Oggi ho 54 anni. E non mi è rimasto più nulla.
Mi chiamo Vittorio. Io e mia moglie Serena abbiamo trascorso insieme trent’anni. Per tutta la nostra vita coniugale, ho creduto di fare il mio dovere: lavoravo, guadagnavo soldi, mentre Serena si occupava della casa e dei figli. Non volevo neanche sentirla nominare l’idea che cercasse un lavoro — pensavo fosse meglio che stesse a casa, vicino ai bambini.
Credevo che vivessimo bene: senza grandi passioni, ma con rispetto reciproco. Con gli anni, però, ho iniziato a sentirmi stanco. Tutto mi sembrava monotono, noioso. L’amore se n’era andato, restava solo l’abitudine. Lo consideravo normale — finché un giorno tutto è cambiato.
Quella sera sono entrato in un bar per bere una birra e lì ho incontrato Valeria. Era vent’anni più giovane di me — bella, vivace, piena di energia. Un vero ciclone. Abbiamo iniziato a parlare, e io, come un ragazzino, mi sono innamorato perso. Sono iniziati gli appuntamenti di nascosto, poi la relazione.
Dopo qualche mese, ho capito: non volevo più una doppia vita. Valeria mi sembrava la mia salvezza, la mia seconda occasione di felicità. Ho trovato il coraggio e ho confessato tutto a Serena.
Mi ha ascoltato in silenzio. Niente lacrime, niente urla. Solo un tranquillo “ho capito”. Allora ho pensato: anche lei si era stancata di me, se accettava la mia partenza con tanta freddezza. Solo ora realizzo quanto dolore le ho causato quel giorno.
Abbiamo divorziato in fretta. Abbiamo venduto l’appartamento. Valeria ha insistito perché non lasciassi nulla a Serena — “iniziamo una vita nuova, da zero”, diceva. Serena, con la sua parte, ha comprato un piccolo monolocale. Io, invece, ho usato i miei risparmi per un bilocale con Valeria.
Non ho mai pensato a come avrebbe fatto la mia ex moglie senza lavoro né esperienza.
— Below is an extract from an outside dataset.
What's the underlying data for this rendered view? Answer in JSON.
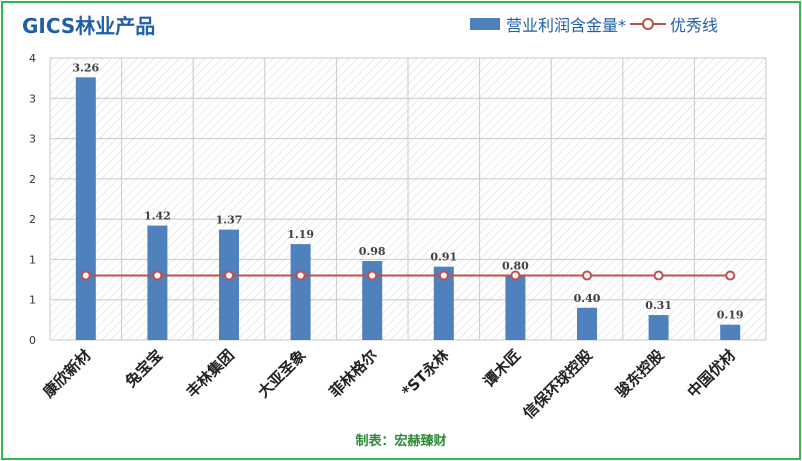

Ero convinto che la mia vita stesse finalmente decollando.
I nostri figli, ormai adulti, hanno smesso di parlarmi. Credevano che avessi tradito la loro madre, e avevano ragione. Ma all’epoca non mi importava — ero felice. Valeria aspettava un bambino, e io attendevo quel piccolo con ansia.
Quando è nato mio figlio, era un bel bambino… solo che non assomigliava né a me né a Valeria. Gli amici sussurravano sospetti, ma li ignoravo: come poteva esserci qualcosa di sbagliato nella mia nuova vita?
Intanto, la quotidianità diventava insostenibile. Lavoravo solo io, tutto il peso della casa era sulle mie spalle. Valeria, invece, viveva come voleva: usciva di notte, tornava ubriaca, faceva scenate.
Con la stanchezza e i nervi, ho iniziato a sbagliare al lavoro e alla fine mi hanno licenziato. I soldi sono finiti, i debiti crescevano. La vita era diventata un incubo.
È andata avanti così per tre anni.
Finché mio fratello, che non si era mai fidato di Valeria, non ha insistito per un test del DNA. Il risultato è stato spietato: non ero il padre del bambino.
Abbiamo divorziato subito. Senza tante parole.
Sono rimasto senza nulla: senza famiglia, senza casa, senza il rispetto dei miei figli. Con vergogna e solitudine.
Dopo un po’, ho deciso di rimediare. Comprato fiori, una torta, una bottiglia di vino e sono andato a chiedere perdono a Serena. Sognavo di ricominciare.
Ma quando sono arrivato al suo vecchio indirizzo, a aprire è stata una sconosciuta. Serena si era trasferita da tempo.
Ho trovato il suo nuovo posto. Sono andato. Ho bussato. Ha aperto la porta un uomo. Il nuovo amore di Serena.
Dopo il divorzio, era riuscita a trovare un buon lavoro, aveva incontrato un uomo perbene e ricostruito una vita. Senza di me.
Ci siamo incrociati per caso al bar. Mi sono avvicinato, ho provato a parlare, ho tirato fuori il passato, ho chiesto un’altra possibilità.
Mi ha guardato come se fossi un estraneo. Non ha detto una parola. Si è alzata e se n’è andata.
E in quel momento ho capito il peso dei miei errori.
Oggi sono un uomo di 54 anni. Non ho nulla: né moglie, né lavoro, né figli accanto.
Ho perso tutto ciò che contava. E la colpa è solo mia.
A volte la vita non ti dà una seconda possibilità. E il dolore per aver tradito chi ti amava è il più amaro di tutti.